Rate My Transplanted Hair On A 1-10 Scale

A decent while back I wrote a blog called "How To Lose Weight The Half Assed Way" because that's what I did - I lost weight the half-assed way and figured I'd let people know my secrets after they started to notice. 

What I mean by that is this - I limit processed foods to almost zero, walk 10K+ steps a day, and do *at least* 20 mins on the peloton tread/bike where I'm going so hard I almost puke when done. All of that equals about 1000 active calories burned in a day for me, which is in addition to the 2000 calories I'm burning while inactive. 

That's how I knew that total ASS CLOWN Conor Crehan stood ZERO chance against me in the Great Run Off of 2025 last April: 

Haha. What an ass kicking.

Long story short - I was completely and totally indoctrinated by the MAHA movement, and it works. Highly recommend. 

That didn't do shit for my hair though, which was an abomination to our lord and savior, Jesus Christ: 

Look at that disaster!
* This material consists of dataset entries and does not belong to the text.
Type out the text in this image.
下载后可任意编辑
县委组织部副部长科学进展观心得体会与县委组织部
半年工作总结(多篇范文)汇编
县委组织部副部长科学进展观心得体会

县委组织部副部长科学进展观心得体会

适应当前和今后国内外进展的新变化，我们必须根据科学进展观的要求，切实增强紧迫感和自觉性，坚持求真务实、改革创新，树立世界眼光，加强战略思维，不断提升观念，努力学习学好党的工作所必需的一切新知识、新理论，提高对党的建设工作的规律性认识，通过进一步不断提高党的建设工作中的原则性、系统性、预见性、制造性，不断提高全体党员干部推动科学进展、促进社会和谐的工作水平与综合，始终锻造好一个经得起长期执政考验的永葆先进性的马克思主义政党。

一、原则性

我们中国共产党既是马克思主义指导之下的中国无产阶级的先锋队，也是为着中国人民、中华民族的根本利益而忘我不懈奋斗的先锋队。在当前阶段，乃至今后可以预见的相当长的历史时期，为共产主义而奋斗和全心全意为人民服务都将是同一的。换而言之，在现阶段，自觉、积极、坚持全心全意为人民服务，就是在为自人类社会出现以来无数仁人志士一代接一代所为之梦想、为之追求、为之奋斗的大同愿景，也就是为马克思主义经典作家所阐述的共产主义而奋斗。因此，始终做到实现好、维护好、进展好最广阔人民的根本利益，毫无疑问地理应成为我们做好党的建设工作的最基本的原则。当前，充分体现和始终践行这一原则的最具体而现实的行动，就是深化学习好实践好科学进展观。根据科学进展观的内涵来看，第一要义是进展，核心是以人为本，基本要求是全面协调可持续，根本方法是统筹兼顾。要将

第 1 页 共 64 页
What's the point in being as FIT and ATHLETIC as I am without having great hair to accompany those traits? There really isn't any. 

That's where the Wonton Don checked in. His crazy brain afforded us the opportunity to fix our hair in one of the world's finest cities, Istanbul, Turkey. I went from looking like THIS: 

To this: 

HOT. And it was all thanks to Este Nove and the Wonton Don. 

Here's a 6 month or so time lapse of the new hairdo: 

Goddamnit I look good

And I'm sure there will be a LOT of people in the comment section talking shit - you losers are all balding too. It's just a fact of life: 

But the good thing is your miserable asses can fix your hair too. I don't think they can transplant your brains or your lack of social skills, but they'll work WONDERS with your hair.